Luego, el escalofriante video la mostraba guardando rápidamente el frasco en su exclusivo bolso de diseñador, alisando las arrugas de su vestido, y practicando una sonrisa angelical antes de caminar de regreso al salón.
El video terminó abruptamente, dejando un silencio ensordecedor en la mente del magnate.
Arturo se quedó mirando su propio reflejo en la pantalla negra del teléfono durante lo que parecieron horas interminables. Su brillante mente procesaba a la velocidad de la luz la traición, el engaño, y el abismo de muerte en el que acababa de asomarse.
Ese misterioso polvo no era sal. No era un condimento. En el oscuro, competitivo y despiadado mundo en el que se movía, Arturo sospechaba exactamente de qué se trataba.
Un veneno químico incoloro, inodoro e indetectable. El arma perfecta, costosa y silenciosa para simular un fulminante ataque cardíaco natural y asegurar una herencia multimillonaria sin que las autoridades hicieran preguntas.
Con asco evidente, soltó la muñeca de Valeria, empujándola ligeramente, mirándola como si de repente se hubiera transformado en un monstruo repugnante y venenoso.
—Toda nuestra vida juntos... todos mis esfuerzos por darte el mundo —murmuró Arturo, su voz cargada de una decepción tan profunda que dolía, mezclada con un asco infinito—. Todo este tiempo, cada beso, cada viaje... solo esperabas el momento oportuno para cobrar el maldito testamento, ¿verdad?
Valeria colapsó, cayendo de rodillas sin ninguna gracia, sollozando a gritos, manchando su vestido de miles de dólares con el vino derramado sobre la lujosa alfombra del restaurante.

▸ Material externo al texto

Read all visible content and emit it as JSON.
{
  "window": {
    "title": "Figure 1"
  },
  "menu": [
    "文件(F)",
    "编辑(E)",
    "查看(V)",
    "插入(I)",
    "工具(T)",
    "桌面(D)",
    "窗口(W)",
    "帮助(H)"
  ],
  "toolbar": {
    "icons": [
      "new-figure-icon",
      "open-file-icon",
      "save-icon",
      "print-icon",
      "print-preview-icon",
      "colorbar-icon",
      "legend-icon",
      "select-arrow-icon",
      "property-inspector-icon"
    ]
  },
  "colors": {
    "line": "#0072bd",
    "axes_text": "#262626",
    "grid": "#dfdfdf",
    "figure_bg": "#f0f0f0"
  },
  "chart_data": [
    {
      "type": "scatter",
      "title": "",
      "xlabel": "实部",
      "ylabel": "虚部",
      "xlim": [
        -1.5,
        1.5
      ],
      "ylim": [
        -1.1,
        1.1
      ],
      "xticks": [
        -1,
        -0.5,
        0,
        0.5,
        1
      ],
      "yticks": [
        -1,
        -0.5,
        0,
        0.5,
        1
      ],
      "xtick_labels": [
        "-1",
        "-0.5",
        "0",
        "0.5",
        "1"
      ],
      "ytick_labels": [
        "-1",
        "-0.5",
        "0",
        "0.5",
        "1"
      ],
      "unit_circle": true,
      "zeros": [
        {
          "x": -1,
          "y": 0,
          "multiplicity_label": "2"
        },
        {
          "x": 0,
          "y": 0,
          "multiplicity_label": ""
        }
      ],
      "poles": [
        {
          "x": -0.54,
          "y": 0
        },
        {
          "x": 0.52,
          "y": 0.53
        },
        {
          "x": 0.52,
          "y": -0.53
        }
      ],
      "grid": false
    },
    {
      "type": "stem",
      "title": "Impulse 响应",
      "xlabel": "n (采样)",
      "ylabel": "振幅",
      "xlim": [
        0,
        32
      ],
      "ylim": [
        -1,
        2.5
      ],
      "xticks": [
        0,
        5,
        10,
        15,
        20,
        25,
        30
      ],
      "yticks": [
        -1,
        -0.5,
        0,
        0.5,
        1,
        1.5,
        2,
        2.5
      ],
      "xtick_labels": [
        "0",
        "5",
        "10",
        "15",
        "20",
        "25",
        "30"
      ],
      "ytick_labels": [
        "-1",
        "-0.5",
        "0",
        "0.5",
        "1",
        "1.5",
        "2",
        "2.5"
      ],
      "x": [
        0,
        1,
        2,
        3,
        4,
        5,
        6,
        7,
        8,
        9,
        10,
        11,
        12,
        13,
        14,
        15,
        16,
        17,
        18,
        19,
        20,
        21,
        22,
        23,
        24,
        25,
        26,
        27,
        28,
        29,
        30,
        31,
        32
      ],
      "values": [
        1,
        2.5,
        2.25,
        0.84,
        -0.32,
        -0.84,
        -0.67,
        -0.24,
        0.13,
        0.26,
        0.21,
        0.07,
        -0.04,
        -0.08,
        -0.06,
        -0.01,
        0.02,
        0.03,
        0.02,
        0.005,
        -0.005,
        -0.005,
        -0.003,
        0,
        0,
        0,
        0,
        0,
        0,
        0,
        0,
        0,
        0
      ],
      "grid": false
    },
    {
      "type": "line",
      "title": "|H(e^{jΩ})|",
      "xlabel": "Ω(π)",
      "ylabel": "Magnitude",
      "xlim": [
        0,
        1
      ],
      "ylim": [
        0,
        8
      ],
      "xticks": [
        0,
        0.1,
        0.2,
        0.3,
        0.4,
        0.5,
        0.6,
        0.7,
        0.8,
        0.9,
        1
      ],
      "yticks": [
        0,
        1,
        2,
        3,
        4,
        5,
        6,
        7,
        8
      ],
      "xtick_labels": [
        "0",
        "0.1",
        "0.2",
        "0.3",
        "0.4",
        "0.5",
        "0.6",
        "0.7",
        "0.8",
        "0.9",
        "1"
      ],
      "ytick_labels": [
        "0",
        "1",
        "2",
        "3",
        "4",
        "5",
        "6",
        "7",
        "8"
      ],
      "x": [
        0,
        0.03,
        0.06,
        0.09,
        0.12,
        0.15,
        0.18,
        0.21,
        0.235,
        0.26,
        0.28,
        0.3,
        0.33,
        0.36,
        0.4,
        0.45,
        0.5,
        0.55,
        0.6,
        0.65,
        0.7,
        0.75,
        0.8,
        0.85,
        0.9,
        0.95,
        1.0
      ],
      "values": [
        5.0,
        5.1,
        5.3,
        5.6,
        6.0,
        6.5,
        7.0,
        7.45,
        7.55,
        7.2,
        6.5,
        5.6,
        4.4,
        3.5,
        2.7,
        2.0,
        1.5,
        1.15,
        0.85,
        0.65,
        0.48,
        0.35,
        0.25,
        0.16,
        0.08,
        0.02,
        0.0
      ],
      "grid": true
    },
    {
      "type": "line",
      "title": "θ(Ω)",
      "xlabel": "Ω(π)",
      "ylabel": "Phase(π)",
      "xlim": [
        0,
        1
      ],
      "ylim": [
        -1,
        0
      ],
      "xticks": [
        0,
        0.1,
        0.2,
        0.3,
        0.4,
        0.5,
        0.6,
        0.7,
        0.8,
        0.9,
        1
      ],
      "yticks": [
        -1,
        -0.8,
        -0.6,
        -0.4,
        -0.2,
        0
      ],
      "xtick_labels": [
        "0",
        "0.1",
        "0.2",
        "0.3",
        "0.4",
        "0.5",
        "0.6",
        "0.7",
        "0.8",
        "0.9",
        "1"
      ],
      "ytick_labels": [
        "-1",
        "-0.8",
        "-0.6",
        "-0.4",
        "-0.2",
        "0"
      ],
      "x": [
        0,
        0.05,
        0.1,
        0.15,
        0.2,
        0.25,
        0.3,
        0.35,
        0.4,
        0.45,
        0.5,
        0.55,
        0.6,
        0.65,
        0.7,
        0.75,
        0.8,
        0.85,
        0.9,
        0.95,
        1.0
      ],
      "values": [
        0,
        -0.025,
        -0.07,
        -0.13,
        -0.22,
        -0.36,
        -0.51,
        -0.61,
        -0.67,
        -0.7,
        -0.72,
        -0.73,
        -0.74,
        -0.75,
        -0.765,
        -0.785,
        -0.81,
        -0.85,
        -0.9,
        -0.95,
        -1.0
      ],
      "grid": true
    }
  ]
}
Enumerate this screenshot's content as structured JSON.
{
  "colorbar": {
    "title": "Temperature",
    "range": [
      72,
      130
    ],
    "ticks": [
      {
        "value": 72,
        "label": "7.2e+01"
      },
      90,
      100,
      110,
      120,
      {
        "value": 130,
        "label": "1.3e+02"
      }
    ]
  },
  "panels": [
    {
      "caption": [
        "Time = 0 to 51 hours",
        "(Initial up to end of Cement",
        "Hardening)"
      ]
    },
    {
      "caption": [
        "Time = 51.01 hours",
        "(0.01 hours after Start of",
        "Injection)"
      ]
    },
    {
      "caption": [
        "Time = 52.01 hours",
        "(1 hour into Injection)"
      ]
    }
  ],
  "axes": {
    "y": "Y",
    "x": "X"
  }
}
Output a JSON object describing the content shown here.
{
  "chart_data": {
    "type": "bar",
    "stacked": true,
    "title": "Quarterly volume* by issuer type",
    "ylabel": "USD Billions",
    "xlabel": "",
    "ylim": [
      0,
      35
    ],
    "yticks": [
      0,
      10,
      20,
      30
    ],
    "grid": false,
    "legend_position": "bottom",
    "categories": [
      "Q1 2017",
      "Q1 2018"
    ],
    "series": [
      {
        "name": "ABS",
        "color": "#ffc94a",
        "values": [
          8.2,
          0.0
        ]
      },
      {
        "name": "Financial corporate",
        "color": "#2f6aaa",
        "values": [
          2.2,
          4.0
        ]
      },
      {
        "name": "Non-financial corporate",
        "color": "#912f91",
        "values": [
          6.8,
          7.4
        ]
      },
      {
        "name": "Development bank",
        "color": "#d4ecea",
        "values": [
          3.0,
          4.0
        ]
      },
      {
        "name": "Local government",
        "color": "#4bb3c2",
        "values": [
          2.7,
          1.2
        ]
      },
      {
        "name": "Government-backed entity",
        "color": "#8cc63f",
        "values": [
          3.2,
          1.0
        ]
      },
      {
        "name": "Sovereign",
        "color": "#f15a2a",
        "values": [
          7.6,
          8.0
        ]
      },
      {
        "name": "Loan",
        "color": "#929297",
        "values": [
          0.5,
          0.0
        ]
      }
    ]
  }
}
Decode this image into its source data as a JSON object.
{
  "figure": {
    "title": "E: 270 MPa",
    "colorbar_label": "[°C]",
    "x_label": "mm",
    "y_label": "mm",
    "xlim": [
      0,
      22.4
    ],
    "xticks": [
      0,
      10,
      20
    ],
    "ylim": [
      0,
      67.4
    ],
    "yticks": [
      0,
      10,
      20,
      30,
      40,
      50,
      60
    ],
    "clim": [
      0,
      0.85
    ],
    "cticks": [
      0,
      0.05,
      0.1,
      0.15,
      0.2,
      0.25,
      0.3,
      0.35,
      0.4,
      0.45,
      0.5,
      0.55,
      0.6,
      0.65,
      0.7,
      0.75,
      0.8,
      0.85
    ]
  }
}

—¡Arturo, te lo juro por mi vida! ¡Me obligaron! ¡Tengo enormes deudas que no conoces! ¡Yo no quería hacerlo! —lloraba ella amargamente, balbuceando mentiras e inventando excusas patéticas y desesperadas.
Pero Arturo Castellanos ya no la escuchaba. Su mente fría y calculadora había pasado del dolor emocional a la acción estratégica implacable. Era un empresario invencible, un general en su propio imperio.
—Ahora mismo —dijo Arturo en voz alta y firme, dirigiéndose a su jefe de seguridad que aguardaba instrucciones—, vas a llamar al jefe de policía de la ciudad. Y a mi equipo legal privado.
Miró lentamente su plato de comida intacto, el que iba a ser el instrumento seguro de su propia y dolorosa ejecución, y luego bajó la vista hacia el pequeño y humilde niño que, desafiando todo pronóstico, le había salvado la vida.
—Acabo de averiguar definitivamente que mi propia esposa me quería muerto —dijo el millonario, apretando los puños hasta que sus nudillos se pusieron blancos—. Y créanme, nadie atenta contra mi vida y sale impune.